Illecito concorrenziale come causa di esclusione dalla gara?

15 Febbraio 2018

La condotta anti-concorrenziale di una società che si sia liberamente accordata con altre imprese su di un piano di parità al fine di conseguire obiettivi di interesse comune, non integra di per sé causa di esclusione dalla gara ai sensi dell'art. 38, comma 1, lett. m-quater del d.lgs. n. 163/2006 (ora trasfuso nell'art. 80, comma 5, lett. m del d.lgs. n. 50/2016) inerente alle ipotesi in cui la relazione o la situazione di controllo tra due o più imprese determini l'imputabilità delle offerte ad un unico centro decisionale.

La controversia in questione riguarda la gara avente ad oggetto alcuni servizi destinati al mantenimento del decoro e della funzionalità degli edifici scolastici e dei centri di formazione della pubblica amministrazione bandita da Consip s.p.a.

Successivamente all'aggiudicazione del contratto, con provvedimento dell'AGCM, è stata denunciata nella gara in questione l'adozione di accordi restrittivi della concorrenza da parte del RTI aggiudicatario. Successivamente all'accertamento giudiziale di tale condotta illecita (a seguito dell'infruttuoso esperimento dei rimedi giurisdizionali contro detto provvedimento da parte del soggetto aggiudicatario), Consip s.p.a. ha deciso di recedere dal contratto stipulato.

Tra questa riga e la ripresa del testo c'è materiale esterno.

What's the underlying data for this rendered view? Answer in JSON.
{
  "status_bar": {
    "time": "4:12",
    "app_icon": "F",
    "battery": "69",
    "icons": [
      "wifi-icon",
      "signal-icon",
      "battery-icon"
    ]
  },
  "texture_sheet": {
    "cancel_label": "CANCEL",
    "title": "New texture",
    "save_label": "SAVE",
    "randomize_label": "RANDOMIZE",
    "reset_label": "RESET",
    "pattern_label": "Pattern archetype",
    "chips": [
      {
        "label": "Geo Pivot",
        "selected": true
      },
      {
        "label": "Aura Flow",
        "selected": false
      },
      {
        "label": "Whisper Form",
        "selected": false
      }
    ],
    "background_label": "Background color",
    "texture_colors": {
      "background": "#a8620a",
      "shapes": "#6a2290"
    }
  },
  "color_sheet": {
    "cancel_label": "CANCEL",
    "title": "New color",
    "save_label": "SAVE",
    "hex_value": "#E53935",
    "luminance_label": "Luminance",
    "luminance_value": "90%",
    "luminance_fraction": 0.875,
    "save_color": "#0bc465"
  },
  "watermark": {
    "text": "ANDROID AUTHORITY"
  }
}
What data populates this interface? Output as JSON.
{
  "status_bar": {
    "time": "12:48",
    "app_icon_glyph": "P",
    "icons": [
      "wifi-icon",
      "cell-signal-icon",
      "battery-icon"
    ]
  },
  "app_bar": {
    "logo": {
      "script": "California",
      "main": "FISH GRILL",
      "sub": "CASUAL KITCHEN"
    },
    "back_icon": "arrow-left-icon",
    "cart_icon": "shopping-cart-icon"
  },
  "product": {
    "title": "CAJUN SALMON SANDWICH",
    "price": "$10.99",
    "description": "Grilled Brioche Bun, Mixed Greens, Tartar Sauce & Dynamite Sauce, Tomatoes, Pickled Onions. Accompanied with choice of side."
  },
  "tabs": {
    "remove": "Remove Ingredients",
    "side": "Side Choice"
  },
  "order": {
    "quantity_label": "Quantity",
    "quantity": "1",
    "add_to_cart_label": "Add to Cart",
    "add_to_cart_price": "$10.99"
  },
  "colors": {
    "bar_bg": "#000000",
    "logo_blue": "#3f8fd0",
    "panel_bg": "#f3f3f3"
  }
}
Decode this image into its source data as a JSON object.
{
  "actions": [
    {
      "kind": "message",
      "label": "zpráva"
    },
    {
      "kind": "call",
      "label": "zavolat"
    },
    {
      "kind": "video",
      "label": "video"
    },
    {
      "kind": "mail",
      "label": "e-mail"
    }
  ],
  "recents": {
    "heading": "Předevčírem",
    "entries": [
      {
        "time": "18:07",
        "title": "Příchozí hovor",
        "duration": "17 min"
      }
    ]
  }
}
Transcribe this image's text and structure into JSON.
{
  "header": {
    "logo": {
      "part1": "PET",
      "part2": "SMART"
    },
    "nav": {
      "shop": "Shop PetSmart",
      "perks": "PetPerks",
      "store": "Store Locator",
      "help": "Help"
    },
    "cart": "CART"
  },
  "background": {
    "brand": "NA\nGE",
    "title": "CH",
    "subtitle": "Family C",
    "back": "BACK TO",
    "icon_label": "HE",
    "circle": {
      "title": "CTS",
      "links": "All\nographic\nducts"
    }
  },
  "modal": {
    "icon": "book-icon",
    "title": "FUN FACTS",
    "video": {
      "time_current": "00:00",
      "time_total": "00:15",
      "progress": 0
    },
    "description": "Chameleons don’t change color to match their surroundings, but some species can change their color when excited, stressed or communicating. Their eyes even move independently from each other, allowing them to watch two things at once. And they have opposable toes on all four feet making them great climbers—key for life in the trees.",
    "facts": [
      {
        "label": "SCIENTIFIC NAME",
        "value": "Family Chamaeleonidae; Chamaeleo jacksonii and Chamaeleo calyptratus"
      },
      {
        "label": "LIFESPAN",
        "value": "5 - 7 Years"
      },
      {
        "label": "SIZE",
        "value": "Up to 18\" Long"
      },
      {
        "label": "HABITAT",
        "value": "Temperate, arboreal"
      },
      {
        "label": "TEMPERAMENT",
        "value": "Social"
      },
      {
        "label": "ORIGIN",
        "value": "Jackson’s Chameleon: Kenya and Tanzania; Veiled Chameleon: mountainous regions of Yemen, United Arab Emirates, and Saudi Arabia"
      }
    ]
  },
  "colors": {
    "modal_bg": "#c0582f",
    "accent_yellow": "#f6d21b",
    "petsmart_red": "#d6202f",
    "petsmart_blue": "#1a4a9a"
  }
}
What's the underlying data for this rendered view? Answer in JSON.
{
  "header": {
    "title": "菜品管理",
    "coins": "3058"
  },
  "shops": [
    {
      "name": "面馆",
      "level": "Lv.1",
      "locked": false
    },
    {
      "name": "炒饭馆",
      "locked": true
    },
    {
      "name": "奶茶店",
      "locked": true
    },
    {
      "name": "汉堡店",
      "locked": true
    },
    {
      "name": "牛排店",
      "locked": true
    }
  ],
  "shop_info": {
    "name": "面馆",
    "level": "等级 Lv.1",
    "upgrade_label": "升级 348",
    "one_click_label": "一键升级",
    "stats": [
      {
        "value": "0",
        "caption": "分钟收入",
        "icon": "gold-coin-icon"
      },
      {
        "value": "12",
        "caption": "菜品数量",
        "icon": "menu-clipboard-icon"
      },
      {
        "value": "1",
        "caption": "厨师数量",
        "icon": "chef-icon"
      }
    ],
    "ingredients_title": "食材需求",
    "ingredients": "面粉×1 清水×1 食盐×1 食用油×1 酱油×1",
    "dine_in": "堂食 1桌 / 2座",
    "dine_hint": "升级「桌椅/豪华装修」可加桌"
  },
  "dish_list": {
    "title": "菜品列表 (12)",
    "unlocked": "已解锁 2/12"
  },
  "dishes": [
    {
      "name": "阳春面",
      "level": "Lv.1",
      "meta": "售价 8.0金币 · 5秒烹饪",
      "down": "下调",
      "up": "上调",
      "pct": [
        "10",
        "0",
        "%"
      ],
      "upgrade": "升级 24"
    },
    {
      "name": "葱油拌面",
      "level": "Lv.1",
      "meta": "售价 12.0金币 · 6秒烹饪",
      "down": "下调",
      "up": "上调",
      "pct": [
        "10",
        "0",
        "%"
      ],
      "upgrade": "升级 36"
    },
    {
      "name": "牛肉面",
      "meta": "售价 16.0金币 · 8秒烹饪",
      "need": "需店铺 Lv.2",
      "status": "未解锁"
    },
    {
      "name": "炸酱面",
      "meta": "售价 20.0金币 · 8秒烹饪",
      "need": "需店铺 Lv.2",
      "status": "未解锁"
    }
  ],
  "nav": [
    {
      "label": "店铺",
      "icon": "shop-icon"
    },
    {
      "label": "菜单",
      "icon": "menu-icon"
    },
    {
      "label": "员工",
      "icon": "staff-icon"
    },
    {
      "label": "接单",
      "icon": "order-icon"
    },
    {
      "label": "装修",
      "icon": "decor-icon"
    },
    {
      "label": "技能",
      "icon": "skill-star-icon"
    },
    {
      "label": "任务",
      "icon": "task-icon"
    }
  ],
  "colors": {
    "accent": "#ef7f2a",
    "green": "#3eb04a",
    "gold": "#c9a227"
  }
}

La parte appellante (ricorrente in primo grado) contesta a Consip s.p.a. di essersi limitata a recedere dal contratto precedentemente stipulato con il RTI aggiudicatario una volta preso atto della predetta condotta anticoncorrenziale, anziché pronunciarne l'esclusione retroattiva dalla gara e disporre il proprio subentro nel contratto. Secondo l'appellante, infatti, l'accertata condotta anticoncorrenziale costituirebbe una causa di esclusione dalla procedura, integrando la fattispecie di cui all'art. 38, comma 1, lett. m-quater del d.lgs. n. 163/2006 (applicabile ratione temporis alla gara in questione ed ora trasfuso nell'art. 80, comma 5, lett. m, del d.lgs. n. 50/2016) che prevedeva come causa di esclusione “una qualsiasi relazione, anche di fatto, se […] comporti che le offerte sono imputabili ad un unico centro decisionale”.

La sentenza di primo grado (TAR Lazio, Roma, sez. II, n. 6778/2017), però, ha negato che in tal caso si possa integrare l'ipotesi di esclusione contemplata dal citato art. 38, comma 1, m-quater, e cioè una situazione di controllo, anche di fatto, idonea a ricondurre più offerte a un unico centro decisionale, in quanto l'accordo anticoncorrenziale non sarebbe idoneo a sottoporre uno dei due soggetti ad esso partecipanti al controllo dell'altro.

Anche il Consiglio di Stato ha rigettato la tesi dell'appellante, volta a ricondurre il caso di condotte anticoncorrenziali in esame nell'alveo della ipotesi in cui le offerte sono imputabili ad un “unico centro decisionale”. Infatti, la causa di esclusione di cui all'art. 38, comma 1, lett. m-quater, riguarda la diversa ipotesi in cui, a fronte della partecipazione ad una gara di diverse imprese (non legate tra loro da formali rapporti di controllo societario e ciascuna con una propria offerta), risulti che una o più di esse siano, in realtà, prive di una reale indipendenza decisionale e che le relative offerte siano state predisposte congiuntamente (dal “medesimo centro decisionale”).

Nel caso di specie, invece, il rapporto tra le imprese parti dell'accordo anticoncorrenziale è di parità e non di controllo, essendosi queste liberamente accordate, ancorché in maniera illecita, per perseguire un vantaggio comune, sicché le offerte da loro proposte non sono imputabili al medesimo centro decisionale, ma autonome. Tale condotta, sebbene illecita, non è di per sé idonea a determinare l'esclusione retroattiva dalla gara, ma ben può costituire motivo di recesso della stazione appaltante dallo stipulato contratto, come è avvenuto nel caso di specie.